Todo parece indicar que en total había cuatro razas de perros en Mesoamérica, al menos ésas se han identificado arqueológicamente. Llama la atención de ellos que, a diferencia de los feroces mastines que viajaron con Cortés, no hay referencias de que los de aquí hayan sido bravos. Y aunque Sahagún menciona que una de las razas era buena para comer, no hay tantos indicios de dicha práctica culinaria. Esto podría reafirmar que la afición por los perros fue principalmente de tipo emocional.
Los descendientes
Claro, el mestizaje también ocurrió entre los cánidos. En la actualidad, muchos de los que vemos rondando por las carreteras tienen genes de los de antaño mezclados con los provenientes de Europa. Seguro con el cambio de las dinámicas sociales durante la etapa colonial algo se modificó en la forma de relacionarse las personas con otras especies, pero prevaleció la posibilidad de tener un vínculo de lealtad y cariño con los perros. Hasta Manuel Payno en el siglo XIX dedicó un capítulo de su novela Los bandidos de Río Frío a Comodina, una perrita callejera que se ganó una familia por su heroísmo al salvar a un bebé.
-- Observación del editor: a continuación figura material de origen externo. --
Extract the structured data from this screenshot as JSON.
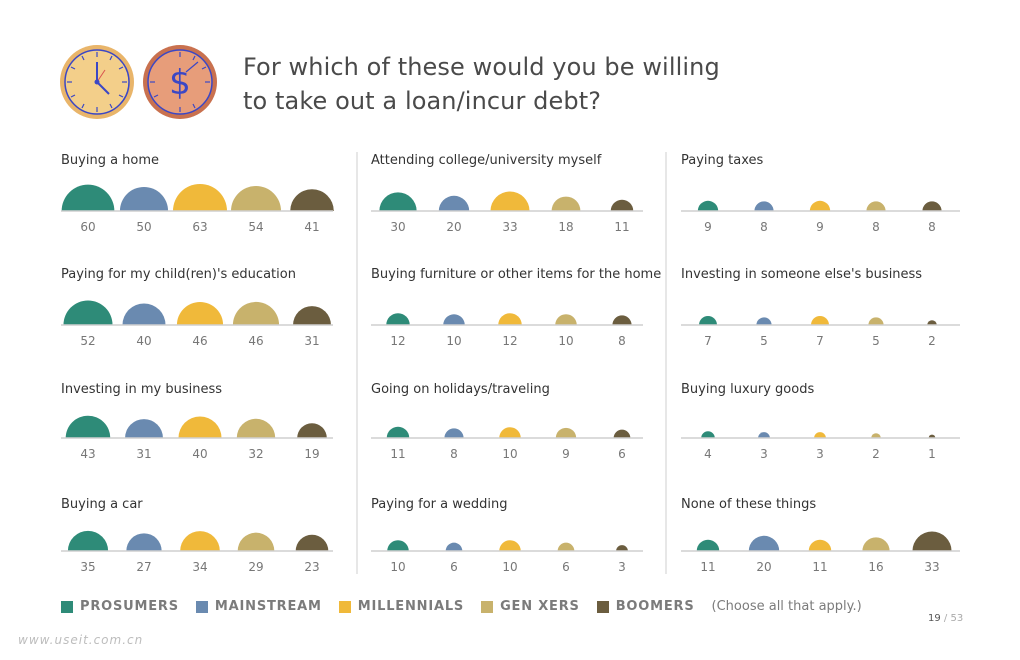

Pero entonces, ¿es una moda humanizar a los perrijos? Bueno, creemos poder decir que, o siempre lo hemos hecho por estas latitudes, o también hemos “perrizado” a los humanos. Si estás en México, sabrás que el término escuincle se utiliza para llamar a los niños, ya sea de forma bonita o peyorativa dependiendo el tono. Esa palabra proviene del mismo perro pelón y juguetón al que arropaban los antiguos (xoloitzcuintli). La próxima vez que te sientas ridículo llamando “bebé” a un can, piensa que a los cachorros humanos también les han llamado, con cariño, perros.
Así es que ya sabes, si tus tíos te critican por dormir con tu lomito, no debatas. Nunca podemos ganarles en las reuniones familiares. Pero ya tienes más de una razón histórica para seguir consintiéndolo sin remordimiento.